Tony Smith, down boy! You’re havin’ a laugh, aren’t you? You’ve been here long enough to know that if someone lets a dog play with his watsits whilst his mate films and subsequently sticks it on the net for all and sundry to see, he’s gunna take a hammering off us Brits for it!
They say he was actually asleep after hours of boozing, and the victim of a vile prank by his mates. We’ve all done something daft to our mates once in a while, and after a few light ales in the Robin’s Nest I almost certainly wake up feeling a bit ‘Ruff’ the next morning.
Some have suggested that if the abuse gets too much you’ll be ejected from the Halliwell Jones; but come on, that just takes the biscuit! Cos’ let’s face it, Joel Monaghan has made his kennel, and now he can lie in it, right? I can sympathise with the lad though, because I’ve had a few howlers in me time, n’all.
To be fair though, he might as well have stayed in Oz if all he is worried about a bit of banter. The lads down under are likely to bark and growl at him for a bit and then it’ll die down but over here we’ve got 2 minute ’puppy love’ chants, Scooby Do fancy dress costumes and even Warrington’s mascot is a giant Wolf. There’s no getting away from it.
And what sort of precedent is Smithy trying to set here: do something wrong if you like, it’s OK, as everyone who takes the piss out of you will be fined any road? Yeah tell that to Gareth Raynor before he went down - Rovers would have gone bust the amount of abuse he got.

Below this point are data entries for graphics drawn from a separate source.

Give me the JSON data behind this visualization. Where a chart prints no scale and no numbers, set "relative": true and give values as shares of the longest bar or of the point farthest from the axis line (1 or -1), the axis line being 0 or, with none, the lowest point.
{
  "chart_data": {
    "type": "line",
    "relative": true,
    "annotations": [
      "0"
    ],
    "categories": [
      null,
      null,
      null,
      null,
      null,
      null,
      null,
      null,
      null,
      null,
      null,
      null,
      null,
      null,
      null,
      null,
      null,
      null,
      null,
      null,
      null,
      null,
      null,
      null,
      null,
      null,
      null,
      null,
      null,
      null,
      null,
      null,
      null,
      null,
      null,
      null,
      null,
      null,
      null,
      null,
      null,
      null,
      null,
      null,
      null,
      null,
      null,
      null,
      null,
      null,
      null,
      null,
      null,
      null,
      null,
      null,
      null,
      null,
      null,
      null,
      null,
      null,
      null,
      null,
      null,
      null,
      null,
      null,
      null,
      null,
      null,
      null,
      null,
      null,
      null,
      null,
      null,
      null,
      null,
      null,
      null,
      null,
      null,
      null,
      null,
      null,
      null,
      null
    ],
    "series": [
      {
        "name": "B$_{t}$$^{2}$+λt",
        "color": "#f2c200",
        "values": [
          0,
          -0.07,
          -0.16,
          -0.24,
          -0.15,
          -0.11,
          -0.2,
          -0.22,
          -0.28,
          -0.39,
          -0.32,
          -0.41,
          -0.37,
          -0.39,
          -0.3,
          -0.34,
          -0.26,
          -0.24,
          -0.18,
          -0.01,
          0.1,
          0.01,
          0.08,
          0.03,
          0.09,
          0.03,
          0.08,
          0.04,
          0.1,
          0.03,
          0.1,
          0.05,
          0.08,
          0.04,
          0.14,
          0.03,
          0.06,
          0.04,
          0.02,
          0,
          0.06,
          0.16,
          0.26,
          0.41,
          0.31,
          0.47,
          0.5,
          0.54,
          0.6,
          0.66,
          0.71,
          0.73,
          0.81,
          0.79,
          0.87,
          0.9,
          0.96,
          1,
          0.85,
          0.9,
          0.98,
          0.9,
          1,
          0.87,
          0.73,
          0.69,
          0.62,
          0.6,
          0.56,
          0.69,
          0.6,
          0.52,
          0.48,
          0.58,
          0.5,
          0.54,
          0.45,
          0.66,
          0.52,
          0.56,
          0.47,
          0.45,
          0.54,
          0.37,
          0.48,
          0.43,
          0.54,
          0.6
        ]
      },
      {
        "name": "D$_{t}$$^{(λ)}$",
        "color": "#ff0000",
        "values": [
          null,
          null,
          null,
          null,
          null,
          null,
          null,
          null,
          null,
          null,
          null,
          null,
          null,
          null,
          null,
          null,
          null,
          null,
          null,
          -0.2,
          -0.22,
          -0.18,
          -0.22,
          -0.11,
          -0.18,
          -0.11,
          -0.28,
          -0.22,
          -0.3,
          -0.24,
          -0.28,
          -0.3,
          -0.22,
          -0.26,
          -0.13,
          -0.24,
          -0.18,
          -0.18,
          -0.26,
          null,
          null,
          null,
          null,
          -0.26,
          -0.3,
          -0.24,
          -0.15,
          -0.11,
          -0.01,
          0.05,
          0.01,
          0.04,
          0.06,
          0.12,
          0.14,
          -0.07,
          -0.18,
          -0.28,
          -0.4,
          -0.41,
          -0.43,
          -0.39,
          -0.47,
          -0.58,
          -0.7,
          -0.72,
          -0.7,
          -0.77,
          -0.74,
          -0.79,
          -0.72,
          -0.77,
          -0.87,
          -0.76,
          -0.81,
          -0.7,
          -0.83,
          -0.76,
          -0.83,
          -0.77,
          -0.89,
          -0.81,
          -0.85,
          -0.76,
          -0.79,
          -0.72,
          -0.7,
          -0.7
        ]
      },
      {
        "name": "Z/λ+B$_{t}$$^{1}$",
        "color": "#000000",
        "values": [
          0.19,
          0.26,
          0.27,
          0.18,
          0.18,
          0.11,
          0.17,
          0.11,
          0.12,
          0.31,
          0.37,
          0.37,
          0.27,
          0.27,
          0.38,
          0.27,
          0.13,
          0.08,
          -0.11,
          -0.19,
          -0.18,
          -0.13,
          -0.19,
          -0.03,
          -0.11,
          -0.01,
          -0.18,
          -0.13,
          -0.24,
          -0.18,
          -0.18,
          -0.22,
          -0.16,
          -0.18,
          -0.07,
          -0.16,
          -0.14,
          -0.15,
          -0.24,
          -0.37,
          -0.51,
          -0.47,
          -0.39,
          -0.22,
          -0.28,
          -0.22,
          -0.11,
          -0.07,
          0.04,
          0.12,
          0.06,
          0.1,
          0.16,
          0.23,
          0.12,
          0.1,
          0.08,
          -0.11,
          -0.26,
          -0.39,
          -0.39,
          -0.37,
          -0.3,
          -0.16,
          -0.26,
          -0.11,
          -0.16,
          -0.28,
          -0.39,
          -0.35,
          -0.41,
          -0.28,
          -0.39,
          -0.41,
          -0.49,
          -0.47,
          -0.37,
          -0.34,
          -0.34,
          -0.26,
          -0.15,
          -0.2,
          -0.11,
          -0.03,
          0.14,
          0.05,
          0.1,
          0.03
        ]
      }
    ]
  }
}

I reckon JM just wants to put this behind him and forget about it now, and in reality he’s actually been quite ‘lucky’ (OK, I’ll stop now!) because people get nicked for this type of thing; he‘s been allowed to continue with his career. The last thing Joel needs is his coach continually bringing it up in the media, although as soon as he runs out for warm ups in Cardiff, the fans will no doubt take over anyway.